On the causes and effect of exchange rate volatility on economic growth: Evidence from Ghana
After the collapse of the Bretton Woods system of fixed exchange rates in the 1970s a number of countries adopted a flexible system. In Ghana, the advent of the Financial Sector Adjustment Programme (FINSAP) – a component of the Economic Recovery Programme (ERP) – introduced major reforms in the financial sector including the jettison of the fixed exchange rates in favour of the free floating regime in the 1980s. Among others, this transition was done under the premise that flexible exchange rates would curb the boom–and–bust syndrome as well as turn the country towards a trajectory of growth with the growth–enhancing effect emanating from the exchange rate pass–through on consumer prices, terms of trade, trade volumes and investments.
However, the Ghanaian Cedi (GH¢) has depreciated against major currencies especially the US Dollar (US$), albeit, not monotonically since the adoption of the flexible exchange rate regime, recording a modicum of stability between 2002 and 2007. Most recently, the Cedi has been very volatile. For instance, at the beginning of January, 2014, a US$ was exchanged for GH¢2.21 and by the end of September, 2014, the Cedi–Dollar exchange rate stood at GH¢3.20 – denoting about 44.65% depreciation.
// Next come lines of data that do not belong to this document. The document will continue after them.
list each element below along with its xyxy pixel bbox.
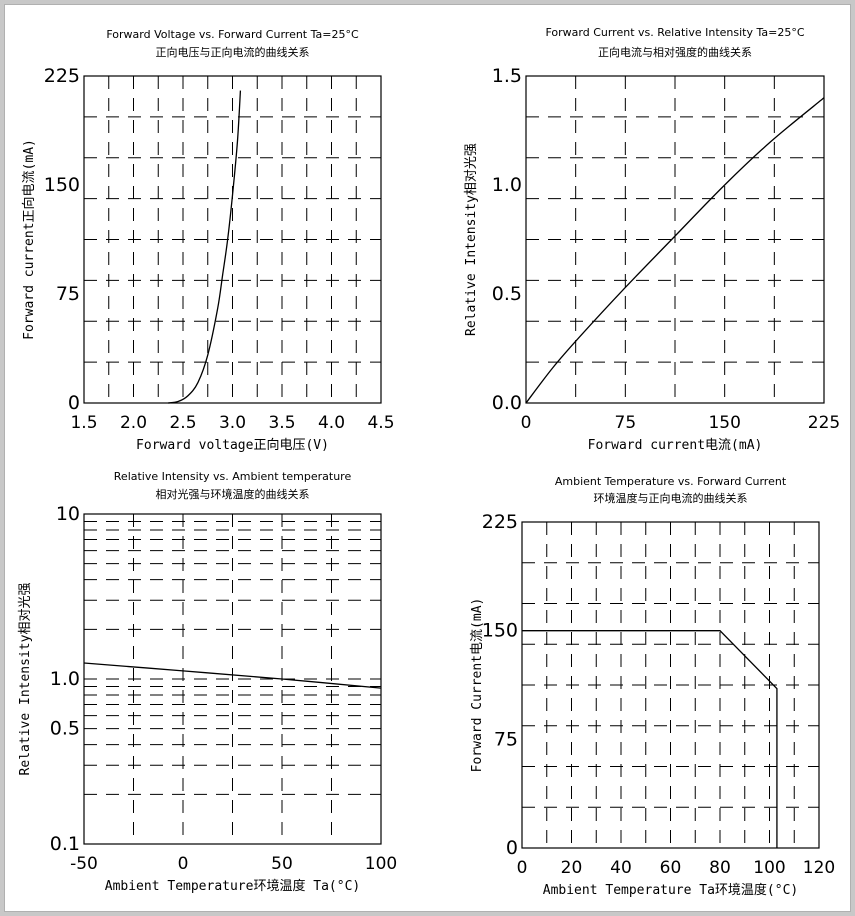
- x-tick-label: 0: [178, 854, 189, 874]
- y-tick-label: 0.1: [50, 833, 80, 855]
- charts-canvas: Forward Voltage vs. Forward Current Ta=2…: [18, 26, 840, 898]
- x-tick-label: -50: [70, 854, 98, 874]
- y-tick-label: 0: [506, 837, 518, 859]
- y-tick-label: 1.5: [492, 65, 522, 87]
- chart-subtitle: 正向电压与正向电流的曲线关系: [156, 45, 310, 59]
- chart-title: Relative Intensity vs. Ambient temperatu…: [114, 470, 352, 483]
- y-tick-label: 0: [68, 392, 80, 414]
- plot-frame: [525, 75, 825, 404]
- y-tick-label: 75: [494, 728, 518, 750]
- y-tick-label: 0.5: [50, 718, 80, 740]
- x-tick-label: 60: [660, 858, 682, 878]
- grid: [84, 76, 381, 403]
- grid: [526, 76, 824, 403]
- chart-1: Forward Voltage vs. Forward Current Ta=2…: [21, 28, 395, 453]
- y-axis-label: Forward current正向电流(mA): [21, 139, 37, 340]
- x-axis-label: Forward current电流(mA): [588, 438, 763, 453]
- x-axis-label: Ambient Temperature环境温度 Ta(°C): [105, 878, 361, 894]
- y-tick-label: 225: [44, 65, 80, 87]
- y-tick-label: 150: [482, 620, 518, 642]
- plot-frame: [83, 75, 382, 404]
- x-tick-label: 80: [709, 858, 731, 878]
- x-tick-label: 40: [610, 858, 632, 878]
- x-tick-label: 100: [753, 858, 785, 878]
- x-tick-label: 150: [708, 413, 740, 433]
- y-tick-label: 10: [56, 503, 80, 525]
- x-tick-label: 100: [365, 854, 397, 874]
- chart-title: Forward Voltage vs. Forward Current Ta=2…: [106, 28, 359, 41]
- series-line: [522, 630, 778, 848]
- y-tick-label: 1.0: [50, 668, 80, 690]
- series-line: [83, 662, 382, 689]
- plot-frame: [521, 521, 820, 849]
- x-axis-label: Ambient Temperature Ta环境温度(°C): [543, 882, 799, 898]
- grid: [522, 522, 819, 848]
- chart-subtitle: 正向电流与相对强度的曲线关系: [598, 45, 752, 59]
- x-tick-label: 3.5: [268, 413, 295, 433]
- x-tick-label: 0: [521, 413, 532, 433]
- chart-title: Forward Current vs. Relative Intensity T…: [545, 26, 804, 39]
- y-tick-label: 1.0: [492, 174, 522, 196]
- x-tick-label: 3.0: [219, 413, 246, 433]
- x-tick-label: 4.5: [367, 413, 394, 433]
- y-tick-label: 225: [482, 511, 518, 533]
- chart-subtitle: 环境温度与正向电流的曲线关系: [594, 491, 748, 505]
- x-tick-label: 2.0: [120, 413, 147, 433]
- chart-title: Ambient Temperature vs. Forward Current: [555, 475, 787, 488]
- chart-2: Forward Current vs. Relative Intensity T…: [464, 26, 840, 453]
- x-tick-label: 4.0: [318, 413, 345, 433]
- y-tick-label: 0.0: [492, 392, 522, 414]
- x-tick-label: 225: [808, 413, 840, 433]
- plot-frame: [83, 513, 382, 845]
- y-tick-label: 75: [56, 283, 80, 305]
- y-axis-label: Forward Current电流(mA): [470, 598, 485, 773]
- chart-3: Relative Intensity vs. Ambient temperatu…: [18, 470, 397, 894]
- grid: [84, 514, 381, 844]
- x-tick-label: 0: [517, 858, 528, 878]
- x-tick-label: 1.5: [70, 413, 97, 433]
- x-tick-label: 75: [615, 413, 637, 433]
- chart-subtitle: 相对光强与环境温度的曲线关系: [156, 487, 310, 501]
- y-axis-label: Relative Intensity相对光强: [18, 583, 33, 776]
- series-line: [525, 97, 825, 404]
- x-tick-label: 2.5: [169, 413, 196, 433]
- chart-4: Ambient Temperature vs. Forward Current 环…: [470, 475, 835, 898]
- series-line: [168, 90, 242, 404]
- x-tick-label: 50: [271, 854, 293, 874]
- x-axis-label: Forward voltage正向电压(V): [136, 437, 329, 453]
- chart-sheet: Forward Voltage vs. Forward Current Ta=2…: [4, 4, 851, 912]
- x-tick-label: 20: [561, 858, 583, 878]
- x-tick-label: 120: [803, 858, 835, 878]
- y-axis-label: Relative Intensity相对光强: [464, 143, 479, 336]
- y-tick-label: 0.5: [492, 283, 522, 305]
- y-tick-label: 150: [44, 174, 80, 196]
Arguably, this level of depreciation contributed to a rise in consumer price inflation which stood at 17% in December, 2014 from 13.8% in January, 2014. GDP growth which stood at 15.0% in 2011 dropped to 8.8% in 2012 and further to 7.6% in 2013. In fact, provisional GDP growth rate for 2014 is estimated at 6.9% down from a revised initial target of 7.1%.
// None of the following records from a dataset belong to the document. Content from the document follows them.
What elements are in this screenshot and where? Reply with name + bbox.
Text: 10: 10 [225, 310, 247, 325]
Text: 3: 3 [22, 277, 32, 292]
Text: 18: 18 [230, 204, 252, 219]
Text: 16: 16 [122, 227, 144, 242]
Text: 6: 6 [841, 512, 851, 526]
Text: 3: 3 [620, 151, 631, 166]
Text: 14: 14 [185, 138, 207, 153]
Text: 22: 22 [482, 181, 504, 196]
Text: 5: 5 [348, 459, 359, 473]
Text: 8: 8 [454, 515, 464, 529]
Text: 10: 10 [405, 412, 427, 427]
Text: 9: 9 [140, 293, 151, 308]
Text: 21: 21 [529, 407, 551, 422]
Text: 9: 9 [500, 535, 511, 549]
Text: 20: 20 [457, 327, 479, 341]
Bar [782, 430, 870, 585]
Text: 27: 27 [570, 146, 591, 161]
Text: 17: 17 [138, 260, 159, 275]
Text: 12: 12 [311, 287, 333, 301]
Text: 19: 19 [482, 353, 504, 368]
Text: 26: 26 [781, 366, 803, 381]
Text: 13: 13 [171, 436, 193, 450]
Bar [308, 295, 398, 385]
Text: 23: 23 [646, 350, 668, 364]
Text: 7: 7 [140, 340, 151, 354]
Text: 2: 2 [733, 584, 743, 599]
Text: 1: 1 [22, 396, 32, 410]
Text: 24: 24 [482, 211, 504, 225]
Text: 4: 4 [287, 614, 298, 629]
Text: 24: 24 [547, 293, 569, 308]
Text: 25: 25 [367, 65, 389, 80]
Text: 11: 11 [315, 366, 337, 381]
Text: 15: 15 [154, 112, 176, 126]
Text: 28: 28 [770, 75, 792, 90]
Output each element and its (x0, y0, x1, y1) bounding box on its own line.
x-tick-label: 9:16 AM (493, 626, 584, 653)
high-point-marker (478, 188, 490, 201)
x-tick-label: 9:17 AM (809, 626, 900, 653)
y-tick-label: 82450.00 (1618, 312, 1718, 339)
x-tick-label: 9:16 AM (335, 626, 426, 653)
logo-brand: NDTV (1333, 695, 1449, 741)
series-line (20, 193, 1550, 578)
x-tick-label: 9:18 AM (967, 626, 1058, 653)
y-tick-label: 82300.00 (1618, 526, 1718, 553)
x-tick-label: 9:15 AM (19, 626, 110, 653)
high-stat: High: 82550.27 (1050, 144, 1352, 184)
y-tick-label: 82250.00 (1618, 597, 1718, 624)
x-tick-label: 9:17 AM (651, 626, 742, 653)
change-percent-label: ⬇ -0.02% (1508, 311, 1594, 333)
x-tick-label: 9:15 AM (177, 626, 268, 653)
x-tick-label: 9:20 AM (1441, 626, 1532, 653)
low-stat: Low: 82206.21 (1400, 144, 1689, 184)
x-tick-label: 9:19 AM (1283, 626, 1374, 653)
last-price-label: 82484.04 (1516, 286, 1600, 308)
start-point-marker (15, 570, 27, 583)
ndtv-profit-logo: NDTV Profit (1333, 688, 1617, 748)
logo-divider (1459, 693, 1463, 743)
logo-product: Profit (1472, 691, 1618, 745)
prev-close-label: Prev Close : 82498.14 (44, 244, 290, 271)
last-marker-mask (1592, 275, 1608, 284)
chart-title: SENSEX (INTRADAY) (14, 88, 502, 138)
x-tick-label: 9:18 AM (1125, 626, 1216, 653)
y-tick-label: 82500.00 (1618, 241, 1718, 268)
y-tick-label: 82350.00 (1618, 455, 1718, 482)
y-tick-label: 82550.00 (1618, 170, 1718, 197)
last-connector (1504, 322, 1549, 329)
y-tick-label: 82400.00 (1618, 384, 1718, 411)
While anecdotally the volatility of exchange rate has been linked to macroeconomic instability, very little attempt has been made to examine the factors behind it and the impact it has for both internal and external stability. Moreover, the discussions surrounding the fluctuations in Ghana’s exchange rate are only gleaned from public discourses on the economy with very little empirical and theoretical backing. Understanding the key drivers of exchange rate volatility and the channels of manifestation is an empirical matter and this study examines the causes of exchange rate volatility and its impact on growth performance with the view to informing policy towards maintaining stable currency (especially under inflation targeting), public debt management and steady economic growth.
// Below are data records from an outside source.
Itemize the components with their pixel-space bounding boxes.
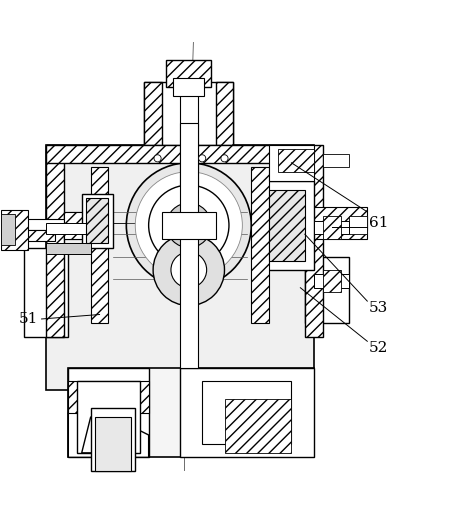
Bar [46,243,91,254]
Text: 52: 52 [369,341,388,355]
Bar [180,123,198,368]
Bar [323,270,340,292]
Bar [323,216,340,239]
Bar [1,219,91,230]
Bar [68,368,149,457]
Circle shape [126,163,251,288]
Bar [82,194,113,248]
Bar [314,274,349,288]
Bar [64,212,91,239]
Bar [180,87,198,199]
Text: 53: 53 [369,301,388,315]
Polygon shape [68,412,149,457]
Polygon shape [82,417,135,453]
Circle shape [153,234,224,306]
Polygon shape [91,167,109,323]
Bar [173,78,204,96]
Bar [167,60,211,87]
Bar [349,216,367,234]
Bar [46,223,91,234]
Bar [278,149,314,172]
Bar [1,230,55,241]
Bar [305,256,349,323]
Bar [64,212,91,239]
Bar [24,248,68,337]
Text: 61: 61 [369,216,388,230]
Bar [269,190,305,261]
Bar [144,83,162,145]
Bar [323,154,349,167]
Bar [260,181,314,270]
Circle shape [171,252,207,288]
Circle shape [135,172,242,279]
Polygon shape [46,145,64,337]
Circle shape [154,155,161,162]
Circle shape [149,185,229,265]
Bar [1,210,28,250]
Bar [95,417,131,471]
Polygon shape [305,145,323,337]
Bar [278,216,367,230]
Circle shape [198,155,206,162]
Bar [202,382,291,444]
Bar [314,221,349,234]
Bar [269,145,314,181]
Bar [144,83,233,145]
Bar [224,399,291,453]
Bar [68,368,314,457]
Bar [1,214,15,245]
Polygon shape [251,167,269,323]
Bar [91,408,135,471]
Bar [86,199,109,243]
Bar [180,368,314,457]
Circle shape [221,155,228,162]
Bar [77,382,140,453]
Bar [305,207,367,239]
Bar [68,382,149,412]
Bar [216,83,233,145]
Text: 51: 51 [18,312,38,326]
Bar [46,145,314,390]
Polygon shape [46,145,305,163]
Circle shape [167,203,211,248]
Bar [162,212,216,239]
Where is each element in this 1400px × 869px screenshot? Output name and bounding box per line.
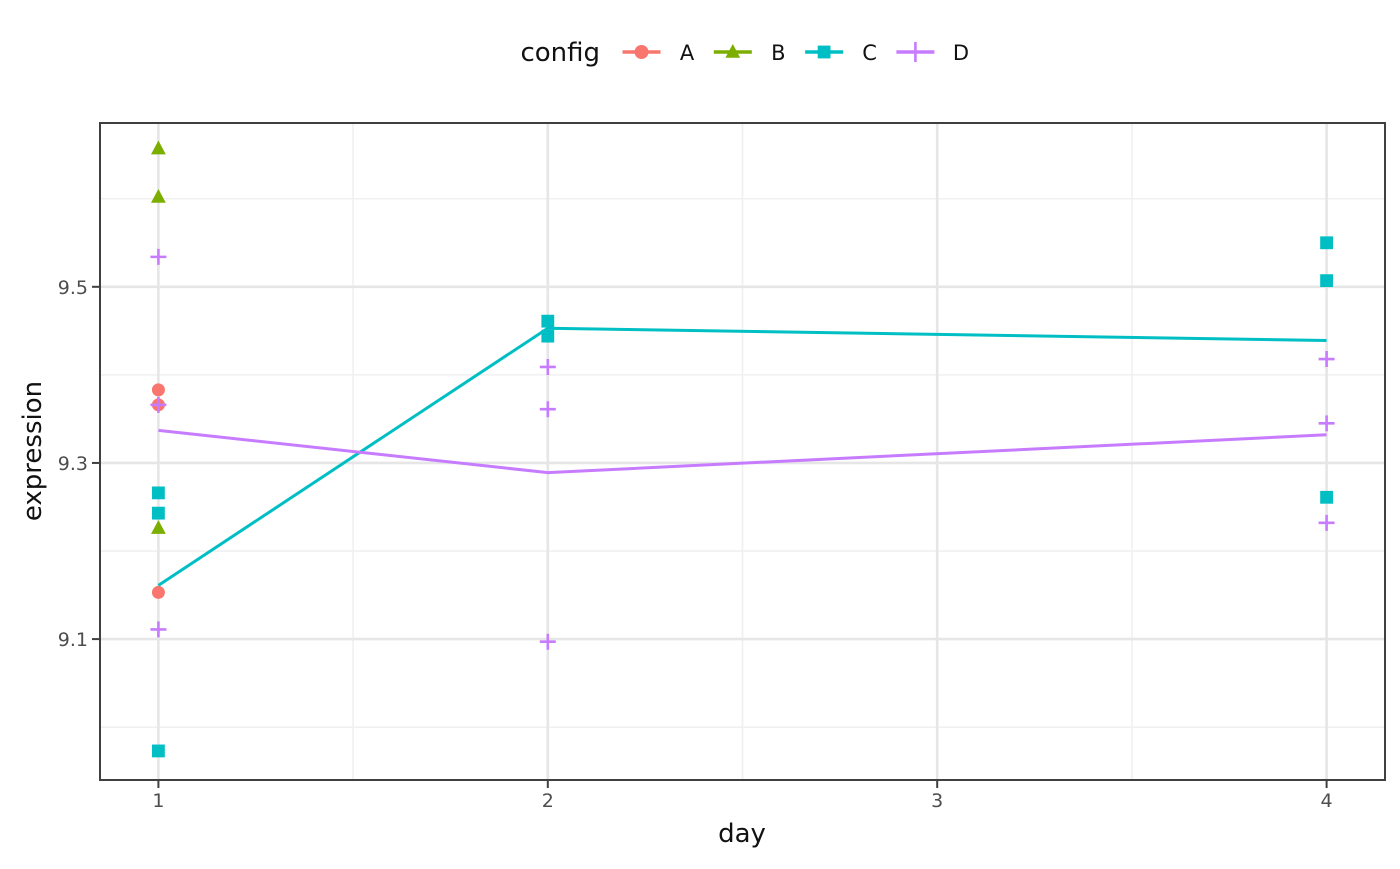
- legend-title: config: [520, 38, 600, 68]
- y-axis-title: expression: [18, 381, 48, 521]
- point-D: [1318, 514, 1335, 531]
- trend-line-C: [157, 326, 1327, 587]
- legend-entries: A B C D: [622, 41, 969, 65]
- point-C: [1320, 274, 1333, 288]
- x-tick-label: 1: [152, 790, 164, 812]
- legend-key-triangle-icon: [725, 44, 741, 58]
- point-C: [152, 506, 165, 520]
- series-points-B: [151, 140, 166, 534]
- data-points: [150, 140, 1335, 758]
- panel-border: [99, 122, 1386, 781]
- point-C: [541, 329, 555, 343]
- legend-entry-label: D: [953, 41, 969, 65]
- y-tick-label: 9.3: [58, 453, 88, 475]
- panel-border-rect: [99, 122, 1386, 781]
- axis-tick-labels: 1 2 3 4 9.1 9.3 9.5: [58, 277, 1333, 812]
- x-tick-label: 4: [1321, 790, 1333, 812]
- axis-ticks: [92, 285, 1328, 788]
- legend: config A B C D: [520, 38, 969, 68]
- trend-lines: [157, 326, 1327, 587]
- legend-entry-label: A: [680, 41, 695, 65]
- point-B: [151, 188, 166, 203]
- series-points-A: [151, 383, 165, 599]
- legend-entry-A: A: [622, 41, 695, 65]
- legend-entry-D: D: [896, 41, 969, 65]
- point-D: [150, 621, 167, 638]
- point-D: [150, 396, 167, 413]
- y-tick-label: 9.1: [58, 629, 88, 651]
- x-tick-label: 2: [542, 790, 554, 812]
- legend-entry-C: C: [805, 41, 877, 65]
- point-C: [1320, 236, 1333, 250]
- point-C: [1320, 490, 1333, 504]
- y-tick-label: 9.5: [58, 277, 88, 299]
- point-B: [151, 140, 166, 155]
- point-B: [151, 520, 166, 534]
- legend-key-circle-icon: [634, 45, 649, 59]
- legend-entry-label: B: [771, 41, 785, 65]
- series-points-C: [152, 236, 1333, 758]
- point-D: [539, 401, 556, 418]
- series-points-D: [150, 248, 1335, 650]
- legend-key-plus-icon: [905, 42, 926, 62]
- point-A: [151, 383, 165, 397]
- x-tick-label: 3: [931, 790, 943, 812]
- legend-entry-label: C: [862, 41, 877, 65]
- point-C: [541, 314, 555, 328]
- point-D: [1318, 415, 1335, 432]
- point-C: [152, 486, 165, 500]
- point-D: [1318, 351, 1335, 368]
- point-D: [150, 248, 167, 265]
- point-C: [152, 744, 165, 758]
- trend-line-D: [158, 428, 1327, 475]
- point-A: [151, 585, 165, 599]
- legend-key-square-icon: [817, 45, 831, 59]
- point-D: [539, 358, 556, 375]
- point-D: [539, 633, 556, 650]
- x-axis-title: day: [718, 819, 766, 849]
- legend-entry-B: B: [713, 41, 786, 65]
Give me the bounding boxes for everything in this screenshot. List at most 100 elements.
Methodologically, this study employs the generalised autoregressive conditional heteroskedasticity (GARCH) model to estimate the volatility of exchange rate. To understand the short– and long–run causes of volatility, the study uses the vector error correction model (VECM). A quadratic term of exchange rate volatility is included to account for possible non–linearities in the growth–volatility nexus. And finally, a generalised method of moments (GMM) is used to estimate the growth equations in order to control for endogeneity and simultaneity problems resulting from the lag dependence. To yield consistent estimates, instrumental variables and a battery of robustness and stability tests are employed.
The expected outcomes can be summarised under two broad headings: academic literature and public policy and practice. In the former, the study provides a comprehensive pioneering work on the causes of exchange rate volatility, non–linearities and pass–through effects of volatility on Ghana’s economic growth and its ramifications for poverty reduction and global competitiveness. For the latter, and for countries hoping to form a monetary union, it is imperative to know the major sources of exchange rate volatility so as to prescribe workable policy response. Thus, the relevance of this study is self–evident and serves as a powerful tool for demonstrating the practicality of conducting effective monetary policy in Ghana and several other developing countries also grappling with high exchange rate volatility amidst sluggish growth rates.